Exército vai dar atenção especial aos soldados com 'stress'
O Exército norte-americano dará atenção particular aos soldados com sinais de 'stress' para que recebam ajuda, depois do tiroteio que matou 13 pessoas quinta-feira na base de Fort Hood (Texas, Sul), disse hoje o seu comandante.
O atirador, o psiquiatra muçulmano Nidal Malik "Hasan era um soldado. E nós temos outros soldados que podem sofrer do mesmo stress e darem os mesmos sinais do que ele", declarou o comandante da base, general Robert Cone durante uma conferência de imprensa.
Segundo a sua família, Hasan queixava-se de ser perseguido no Exército por ser muçulmano e temia ser enviado em breve para o Afeganistão. Ele tentava deixar o Exército e negociar o pagamento dos seus estudos.
"É responsabilidade de todos garantir que tomamos conta dos nossos", lembrou o general que afirmou ter "ordenado aos comandantes em Fort Hood garantir que as pessoas que sofrem vão ser ajudadas".
Segundo o general Cone, a religião dos soldados não terá qualquer papel neste esforço de identificação. O atirador, um militar de origem palestiniana tinha-se manifestado contra as guerras no Iraque e no Afeganistão.

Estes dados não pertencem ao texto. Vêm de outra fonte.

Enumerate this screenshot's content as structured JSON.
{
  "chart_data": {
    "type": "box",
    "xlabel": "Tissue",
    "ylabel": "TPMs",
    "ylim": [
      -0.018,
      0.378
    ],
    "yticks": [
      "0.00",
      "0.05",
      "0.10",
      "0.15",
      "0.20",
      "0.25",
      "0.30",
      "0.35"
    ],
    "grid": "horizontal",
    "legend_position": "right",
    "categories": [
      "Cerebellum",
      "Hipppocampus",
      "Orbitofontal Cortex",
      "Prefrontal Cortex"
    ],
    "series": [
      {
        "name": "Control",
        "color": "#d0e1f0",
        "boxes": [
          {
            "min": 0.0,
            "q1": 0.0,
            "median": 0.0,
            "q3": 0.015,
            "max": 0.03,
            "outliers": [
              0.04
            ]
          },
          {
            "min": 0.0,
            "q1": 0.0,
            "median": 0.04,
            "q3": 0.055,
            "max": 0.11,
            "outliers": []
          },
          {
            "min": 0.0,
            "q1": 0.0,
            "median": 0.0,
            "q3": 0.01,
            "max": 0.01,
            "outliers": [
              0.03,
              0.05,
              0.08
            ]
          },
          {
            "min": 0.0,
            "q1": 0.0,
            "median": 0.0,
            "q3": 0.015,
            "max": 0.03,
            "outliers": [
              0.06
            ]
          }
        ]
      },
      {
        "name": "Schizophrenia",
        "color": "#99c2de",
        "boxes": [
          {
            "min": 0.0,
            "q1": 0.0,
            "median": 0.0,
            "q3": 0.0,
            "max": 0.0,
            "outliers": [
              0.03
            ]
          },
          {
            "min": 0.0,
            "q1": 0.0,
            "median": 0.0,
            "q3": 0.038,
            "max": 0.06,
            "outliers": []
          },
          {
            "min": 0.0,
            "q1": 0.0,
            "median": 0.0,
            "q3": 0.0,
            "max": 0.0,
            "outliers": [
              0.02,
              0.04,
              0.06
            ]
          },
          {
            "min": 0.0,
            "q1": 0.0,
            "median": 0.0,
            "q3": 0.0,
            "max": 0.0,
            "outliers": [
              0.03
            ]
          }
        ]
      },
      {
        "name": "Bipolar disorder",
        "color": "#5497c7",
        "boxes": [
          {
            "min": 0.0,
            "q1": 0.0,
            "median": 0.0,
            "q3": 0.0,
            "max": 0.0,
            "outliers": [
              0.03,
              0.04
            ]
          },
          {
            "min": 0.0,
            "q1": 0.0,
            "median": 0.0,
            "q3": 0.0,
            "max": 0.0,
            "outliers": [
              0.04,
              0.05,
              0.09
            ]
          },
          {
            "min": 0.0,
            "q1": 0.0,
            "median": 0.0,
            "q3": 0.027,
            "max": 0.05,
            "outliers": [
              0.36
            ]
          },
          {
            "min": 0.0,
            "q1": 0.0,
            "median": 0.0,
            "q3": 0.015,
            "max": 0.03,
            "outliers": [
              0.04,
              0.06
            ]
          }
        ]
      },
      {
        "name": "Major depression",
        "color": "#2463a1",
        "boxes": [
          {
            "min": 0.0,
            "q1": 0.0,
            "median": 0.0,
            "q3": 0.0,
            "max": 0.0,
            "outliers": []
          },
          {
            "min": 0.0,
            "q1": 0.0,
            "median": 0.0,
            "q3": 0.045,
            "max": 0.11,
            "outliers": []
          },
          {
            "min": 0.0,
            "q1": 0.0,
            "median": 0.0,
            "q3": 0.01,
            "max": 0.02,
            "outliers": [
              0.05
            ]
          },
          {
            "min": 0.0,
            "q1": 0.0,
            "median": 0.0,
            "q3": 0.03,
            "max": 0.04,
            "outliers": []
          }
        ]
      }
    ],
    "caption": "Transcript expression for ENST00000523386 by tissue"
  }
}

"Procuramos as pessoas que tenham problemas pessoas pesados e comportamentos que não estejam ligados à religião", assegurou.
Segundo as primeiras conclusões do inquérito, reveladas sábado à noite, o suspeito parece ter agido sozinho na base texana de Fort Hood, mas a polícia não exclui a possibilidade de ele ter querido perpetrar um atentado suicida.
"Vamos muito seriamente examinar nas nossas fileiras e procurar tudo o que possa ser feito para evitar" este massacre, afirmou o general Cone.
Hasan começou a falar com a equipa médica, anunciou entretanto o Exército norte-americano, quatro dias depois do massacre que causou 13 mortos e 28 feridos.